I think that we should expand this system. We should be screaming for Americans to deposit their savings into these safe assets. In some ideal world, I would love to see rent become a tax write-off and leverage applied to these assets as much as to private houses. Suppose you are worried about basic income or emergency checks being inflationary. In that case, Uncle Sam could give you the option to trade your $2,000 check (or whatever combination or sum of money) into a $2,500 series I that expires in ten years. There are all kinds of sweeteners you can think about, like letting it convert into a SELFIES retirement bond as proposed by Robert Merton.
We can think of all kinds of schemes here that build a publicly owned savings system that can be used for public purposes. This strategy is very consistent with Lowe's traverse theory of growth since any traverse requires some savings to go up as consumption temporarily falls. Lowe, unlike Keynes, did prefer voluntary savings since they were more democratic. To my knowledge, Lowe did not write much about politics but to counter the regressive nature of voluntary savings; we should put some caps on the volume and rate of the instruments that individuals can buy.
We should also limit who can buy them to specific individuals and even institutions like pension funds.
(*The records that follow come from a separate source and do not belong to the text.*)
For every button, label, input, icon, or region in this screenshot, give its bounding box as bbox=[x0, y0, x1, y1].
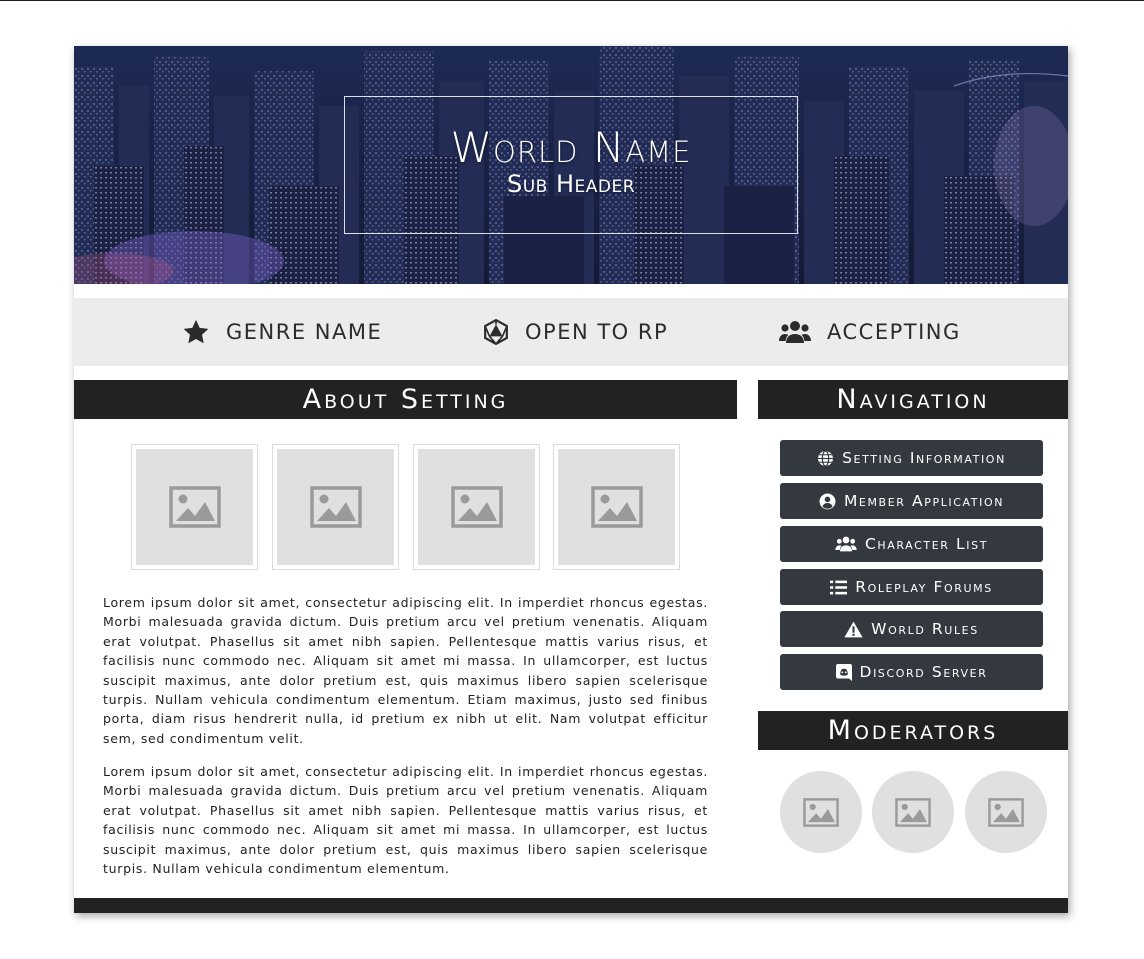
member-application-button[interactable]: Member Application bbox=[780, 483, 1043, 519]
footer-bar bbox=[74, 898, 1068, 913]
discord-server-label: Discord Server bbox=[859, 663, 988, 681]
image-placeholder-icon bbox=[309, 486, 362, 528]
status-genre-label: GENRE NAME bbox=[226, 320, 383, 344]
about-paragraph-2: Lorem ipsum dolor sit amet, consectetur … bbox=[103, 764, 708, 877]
star-icon bbox=[183, 319, 209, 344]
moderator-avatar-3[interactable] bbox=[965, 771, 1047, 853]
list-icon bbox=[830, 580, 848, 594]
character-list-button[interactable]: Character List bbox=[780, 526, 1043, 562]
character-list-label: Character List bbox=[864, 535, 989, 553]
globe-icon bbox=[818, 449, 834, 467]
discord-icon bbox=[835, 663, 852, 681]
status-open-rp: OPEN TO RP bbox=[483, 298, 668, 366]
image-placeholder-icon bbox=[450, 486, 503, 528]
roleplay-forums-label: Roleplay Forums bbox=[855, 578, 993, 596]
image-placeholder-icon bbox=[590, 486, 643, 528]
moderator-avatar-2[interactable] bbox=[872, 771, 954, 853]
moderators-header: Moderators bbox=[758, 711, 1068, 750]
warning-icon bbox=[844, 621, 863, 637]
user-circle-icon bbox=[819, 493, 836, 509]
moderator-avatar-1[interactable] bbox=[780, 771, 862, 853]
status-genre: GENRE NAME bbox=[182, 298, 382, 366]
world-card: World Name Sub Header GENRE NAME OPEN TO… bbox=[74, 46, 1068, 913]
status-accepting: ACCEPTING bbox=[779, 298, 961, 366]
navigation-header: Navigation bbox=[758, 380, 1068, 419]
top-rule bbox=[0, 0, 1144, 1]
about-setting-header: About Setting bbox=[74, 380, 737, 419]
users-icon bbox=[835, 536, 857, 552]
image-placeholder-icon bbox=[803, 797, 839, 827]
image-placeholder-icon bbox=[895, 797, 931, 827]
setting-information-label: Setting Information bbox=[842, 449, 1006, 467]
status-bar: GENRE NAME OPEN TO RP ACCEPTING bbox=[74, 298, 1068, 366]
about-paragraph-1: Lorem ipsum dolor sit amet, consectetur … bbox=[103, 595, 708, 746]
gallery-image-1[interactable] bbox=[131, 444, 258, 570]
world-rules-label: World Rules bbox=[871, 620, 979, 638]
users-icon bbox=[779, 321, 811, 343]
setting-information-button[interactable]: Setting Information bbox=[780, 440, 1043, 476]
image-placeholder-icon bbox=[988, 797, 1024, 827]
d20-icon bbox=[484, 319, 508, 345]
sub-header: Sub Header bbox=[506, 170, 636, 198]
gallery-image-4[interactable] bbox=[553, 444, 680, 570]
status-open-rp-label: OPEN TO RP bbox=[525, 320, 669, 344]
title-box: World Name Sub Header bbox=[344, 96, 798, 234]
gallery-image-2[interactable] bbox=[272, 444, 399, 570]
banner: World Name Sub Header bbox=[74, 46, 1068, 284]
status-accepting-label: ACCEPTING bbox=[827, 320, 961, 344]
image-placeholder-icon bbox=[168, 486, 221, 528]
world-rules-button[interactable]: World Rules bbox=[780, 611, 1043, 647]
member-application-label: Member Application bbox=[843, 492, 1005, 510]
roleplay-forums-button[interactable]: Roleplay Forums bbox=[780, 569, 1043, 605]
discord-server-button[interactable]: Discord Server bbox=[780, 654, 1043, 690]
gallery-image-3[interactable] bbox=[413, 444, 540, 570]
world-name: World Name bbox=[450, 123, 692, 172]
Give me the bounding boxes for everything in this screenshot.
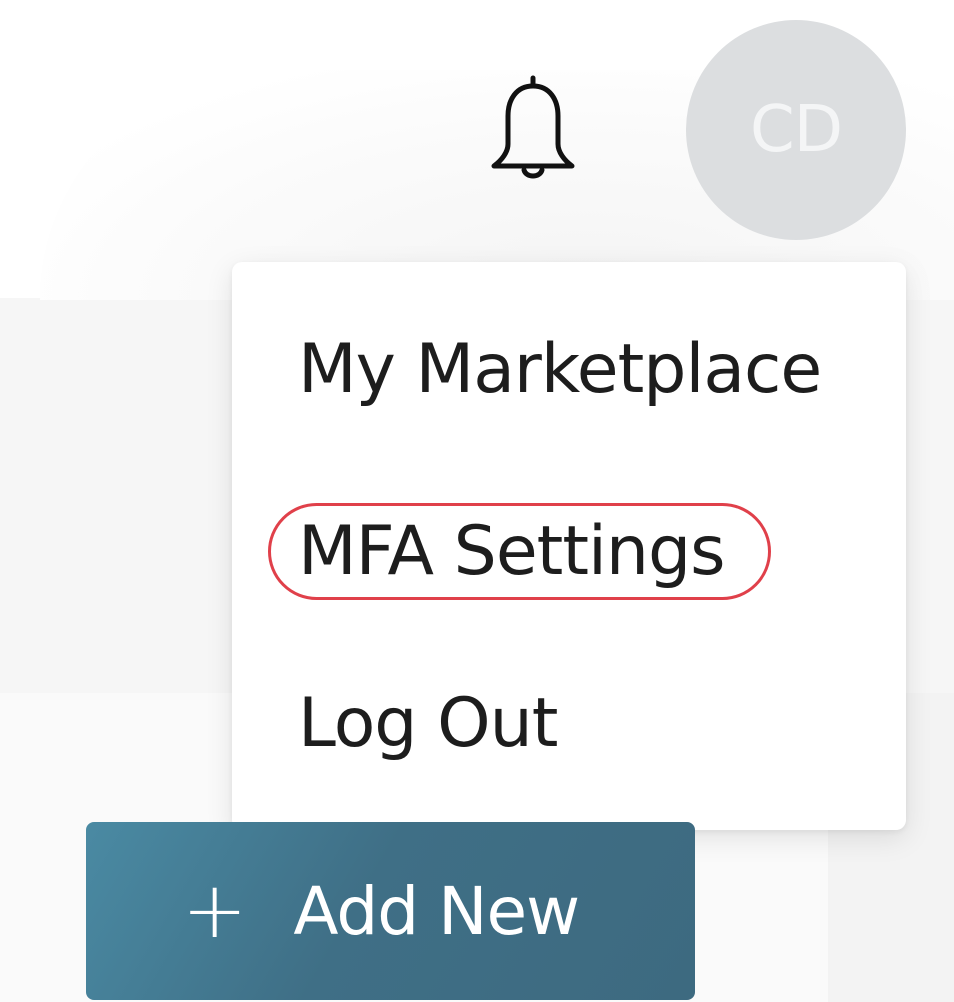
avatar-initials: CD bbox=[750, 93, 843, 167]
add-new-label: Add New bbox=[293, 872, 580, 950]
menu-item-log-out[interactable]: Log Out bbox=[298, 684, 558, 763]
user-dropdown-menu: My Marketplace MFA Settings Log Out bbox=[232, 262, 906, 830]
add-new-button[interactable]: + Add New bbox=[86, 822, 695, 1000]
bell-icon[interactable] bbox=[488, 72, 578, 188]
avatar[interactable]: CD bbox=[686, 20, 906, 240]
plus-icon: + bbox=[182, 866, 248, 956]
menu-item-mfa-settings[interactable]: MFA Settings bbox=[298, 512, 726, 591]
menu-item-my-marketplace[interactable]: My Marketplace bbox=[298, 330, 822, 409]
Those limits, however, should be driven by balancing equity concerns with the need for a savings policy that serves the traverse. Right now, they are primarily there to avoid disrupting the private market for savings instruments. Finally, progressiveness is a matter of outcomes. I can take the political hit of some outsized return to the middle-classes over the poor to sustain the political will for action on society's pressing problems and redress poverty through other means.